Can we omit all the "insecure" entries from the registry ?  This draft is
something new, and whomever implements this should have at this point
sha-256 support available. Is there a performance issue? If there is a need
for something insecure and quick, can we limit this to 1 entry (eg crc32c)
and especially avoid MD5/SHA1 due to complications of those functions
getting blocked in crypto libraries and system wide crypto policies ?

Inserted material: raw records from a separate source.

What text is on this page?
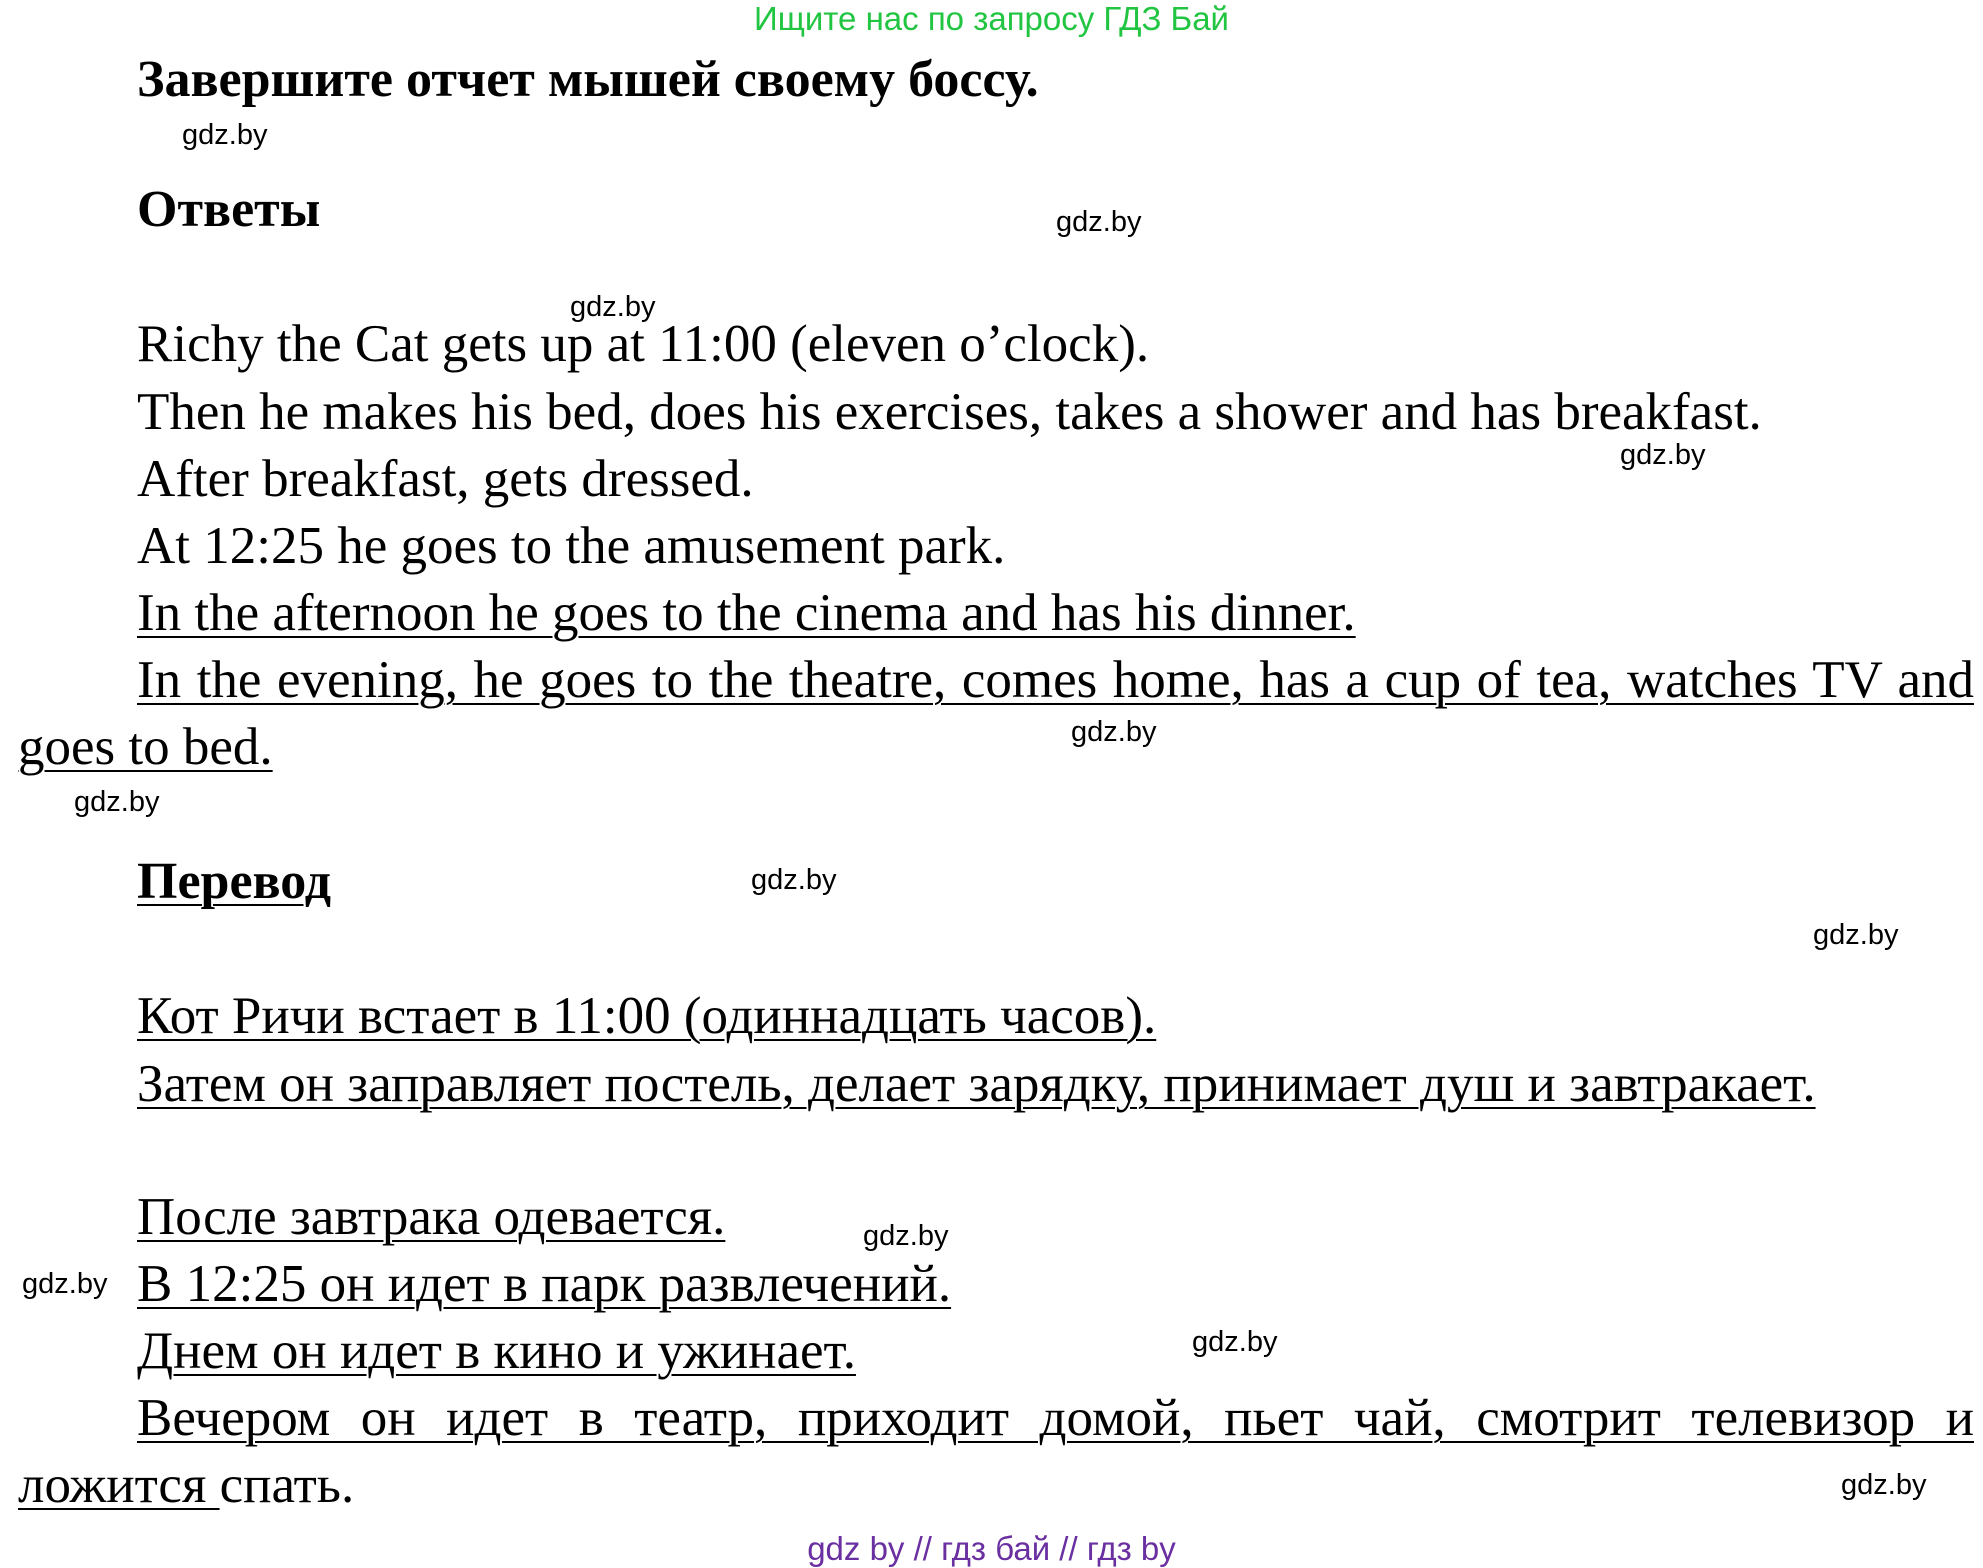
Ищите нас по запросу ГДЗ Бай
Завершите отчет мышей своему боссу.
Ответы
Richy the Cat gets up at 11:00 (eleven o’clock).
Then he makes his bed, does his exercises, takes a shower and has breakfast.
After breakfast, gets dressed.
At 12:25 he goes to the amusement park.
In the afternoon he goes to the cinema and has his dinner.
In the evening, he goes to the theatre, comes home, has a cup of tea, watches TV and goes to bed.
Перевод
Кот Ричи встает в 11:00 (одиннадцать часов).
Затем он заправляет постель, делает зарядку, принимает душ и завтракает.
После завтрака одевается.
В 12:25 он идет в парк развлечений.
Днем он идет в кино и ужинает.
Вечером он идет в театр, приходит домой, пьет чай, смотрит телевизор и ложится спать.
gdz.by
gdz.by
gdz.by
gdz.by
gdz.by
gdz.by
gdz.by
gdz.by
gdz.by
gdz.by
gdz.by
gdz.by
gdz by // гдз бай // гдз by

        Also, the Content-MD5 is limited to one specific digest algorithm;
        other algorithms, such as SHA-1 (Secure Hash Standard), may be more appropriate

Is there a reason not to use SHA-256 instead of SHA-1 in this example?
The use of SHA-1 (or MD5) would be good enough for the purpose of this
draft (ignoring signed hashes) but the MD5 or SHA-1 hash function might
be disallowed or removed from crypto library implementations. If the
difference in performance between SHA-1 and SHA-256 is not an issue, I
would like to see SHA-256 mentioned instead of SHA-1. (and as separate
issue, I would prefer not recommend or even define MD5 or SHA-1 in this
new Registry at all)

        whereas hashing algorithm keys are quoted

"hashing algorithm keys" is a strange term to me. It becomes clear a
few sentences down when we are talking about key/value pairs. Maybe
use "key value" and "hash value" (or qvalue as is used now?) when talking
about "keys" and "values"?

Section 4:

Why does Want-Repr-Digest: and Want-Content-Digest: need to have weights?
Are weight values used for anything else but a preference list? Eg why not
define Want-Repr-Digest: to have its most preferred algo listed first (left).

So instead of:

Want-Repr-Digest: sha-512=3, sha-256=10, unixsum=0

Why not:

Want-Repr-Digest: sha-512, sha-256, unixsum
(or even leave out unixsum is not supported or wanted)

The only argument I can see for weights is if you want to define multiple
hash algorithms with the exact same weight, which a left to right notation
wouldn't allow you do. But is that a feature that is really needed?